Ocean Science's blog
Fri 2 Mar 2018 22:43
Friday morning sees us in light winds en route to the neighbouring St Vincent island of Bequia, as different from Mustique as St Kitts is from St Barth (see January 2017 blog). We arrive; we are back in the real Caribbean again.
On the way we pass a British boat under sail with two young children being towed in the dinghy - what fun for them
We had spoken to this family late last night. Our jet boat on shore would not start and we would not have been able to get back to Ocean Science if they had not towed us out. There was a very heavy surge in the dock, but the family, including the two little girls, were completely unconcerned, leaping into the bucking boat. We had seen the girls before, when their yacht was at anchor, scampering up the lines like geckos. The boat was clearly a second home. Thank you Alastair, Melanie and girls.
Bequia is a proper boatie place. There are chandlers, and boats are still built here, a tradition that goes back a long way. Scots boatbuilders came here in 1800. And strangely, Bequia is one of the few places on earth that has a licence to take whales. The International Whaling Commission allows the islanders to take up to 5 humpback whales each year, provided they are killed in the traditional manner, with hand-thrown harpoons. The skills to enable this are dying out. Bequia is a flourishing and vibrant town, with markets and bars, along with various businesses connected with the sea.
We had already had some dealings with Bequia before we came here. Back on Mustique we got a tight-lipped “No, I won’t” from Mr Perkins when we turned the starter. Blocked fuel feed again. Nothing we could do – and there were lots of things tried – could persuade our lorry engine to leap into life, so we summoned a diesel engineer over from Bequia. This was Tyrone Caesar, who arrived piloted in a wicked speed boat with a javelin-sharp prow. Leaping on board he tried this and that, and then played a winning hand – a squirt of insect repellent and then brake disc cleaner into the fuel line.
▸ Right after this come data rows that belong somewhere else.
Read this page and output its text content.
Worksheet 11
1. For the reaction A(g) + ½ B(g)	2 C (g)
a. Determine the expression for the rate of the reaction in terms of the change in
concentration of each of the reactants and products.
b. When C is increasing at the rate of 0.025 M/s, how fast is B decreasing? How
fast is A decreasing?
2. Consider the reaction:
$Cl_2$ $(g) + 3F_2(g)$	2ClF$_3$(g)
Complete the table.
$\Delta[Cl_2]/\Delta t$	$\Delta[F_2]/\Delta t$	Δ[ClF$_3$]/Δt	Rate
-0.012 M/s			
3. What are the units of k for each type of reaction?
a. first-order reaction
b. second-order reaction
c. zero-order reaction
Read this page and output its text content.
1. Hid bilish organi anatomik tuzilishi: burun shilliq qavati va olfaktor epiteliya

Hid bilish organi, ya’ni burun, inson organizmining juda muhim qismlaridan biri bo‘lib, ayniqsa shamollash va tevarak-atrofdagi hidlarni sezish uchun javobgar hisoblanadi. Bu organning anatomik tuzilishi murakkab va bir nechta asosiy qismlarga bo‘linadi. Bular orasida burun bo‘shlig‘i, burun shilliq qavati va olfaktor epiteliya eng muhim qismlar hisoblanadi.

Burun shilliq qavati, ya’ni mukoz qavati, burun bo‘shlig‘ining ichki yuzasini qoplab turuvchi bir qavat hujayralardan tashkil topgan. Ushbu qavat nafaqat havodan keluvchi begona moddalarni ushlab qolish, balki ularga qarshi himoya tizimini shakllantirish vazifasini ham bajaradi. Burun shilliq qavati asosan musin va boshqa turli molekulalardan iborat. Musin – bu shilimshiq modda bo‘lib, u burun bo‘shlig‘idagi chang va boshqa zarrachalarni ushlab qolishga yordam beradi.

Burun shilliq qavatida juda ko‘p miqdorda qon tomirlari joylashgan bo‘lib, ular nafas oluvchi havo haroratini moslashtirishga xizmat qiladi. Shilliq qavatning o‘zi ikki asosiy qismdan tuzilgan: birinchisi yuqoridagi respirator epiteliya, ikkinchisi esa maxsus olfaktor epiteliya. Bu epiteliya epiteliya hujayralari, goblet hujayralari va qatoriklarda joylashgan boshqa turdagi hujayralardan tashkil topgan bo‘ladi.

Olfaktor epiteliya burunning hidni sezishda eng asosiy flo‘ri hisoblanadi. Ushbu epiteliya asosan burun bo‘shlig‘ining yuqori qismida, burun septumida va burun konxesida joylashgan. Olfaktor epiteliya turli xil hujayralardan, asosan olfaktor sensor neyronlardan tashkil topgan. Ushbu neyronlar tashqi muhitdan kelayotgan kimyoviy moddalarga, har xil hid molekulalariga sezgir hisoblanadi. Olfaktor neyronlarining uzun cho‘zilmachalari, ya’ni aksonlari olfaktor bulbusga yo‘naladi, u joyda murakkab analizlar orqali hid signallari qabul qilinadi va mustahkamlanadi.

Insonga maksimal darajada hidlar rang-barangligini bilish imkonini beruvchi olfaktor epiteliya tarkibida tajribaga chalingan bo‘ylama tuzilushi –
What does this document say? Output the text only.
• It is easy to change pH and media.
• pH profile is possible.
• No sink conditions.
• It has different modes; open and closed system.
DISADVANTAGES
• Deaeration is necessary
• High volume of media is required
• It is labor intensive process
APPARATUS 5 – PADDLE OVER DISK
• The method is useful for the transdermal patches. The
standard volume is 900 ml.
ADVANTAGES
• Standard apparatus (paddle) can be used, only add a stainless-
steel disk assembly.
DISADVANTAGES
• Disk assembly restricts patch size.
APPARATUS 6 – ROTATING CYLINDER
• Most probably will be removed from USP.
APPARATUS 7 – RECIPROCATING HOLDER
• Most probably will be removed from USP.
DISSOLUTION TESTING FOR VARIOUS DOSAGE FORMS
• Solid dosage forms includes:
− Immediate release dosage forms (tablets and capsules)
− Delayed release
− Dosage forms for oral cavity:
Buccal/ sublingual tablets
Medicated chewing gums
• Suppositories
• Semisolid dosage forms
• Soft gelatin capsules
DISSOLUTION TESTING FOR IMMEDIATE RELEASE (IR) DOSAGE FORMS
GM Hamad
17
This was volatile enough to make a nice big bang when under compression, and the engine started to suck fuel. Thanks and bye bye Tyrone. And bye bye 800 US dollars.
The dock people at Bequia were as pleasant and helpful as could be. We had run out of water, and filled up – now no need to chuck a bucket of sea water to flush the heads (boatie word for loos). There was a big lump of debris floating near our hull, and it was steered away by the harbourmaster and pals using something that might have been a whaling harpoon. We got a nice stern-on mooring on the dock. Note the step-off box. I have never had one of those before.
A quiet lunch on the boat (what, we had to make our own lunch, whatever next?), then a mosey ashore to find a part for the generator cooling pump. Located at Pipers Marine chandlery and rigging shop,in a pleasing tangle of back streets. In fact his street is called Back Street. The shop is for sale. He had the part (an impeller). Glenn bought 3 of them.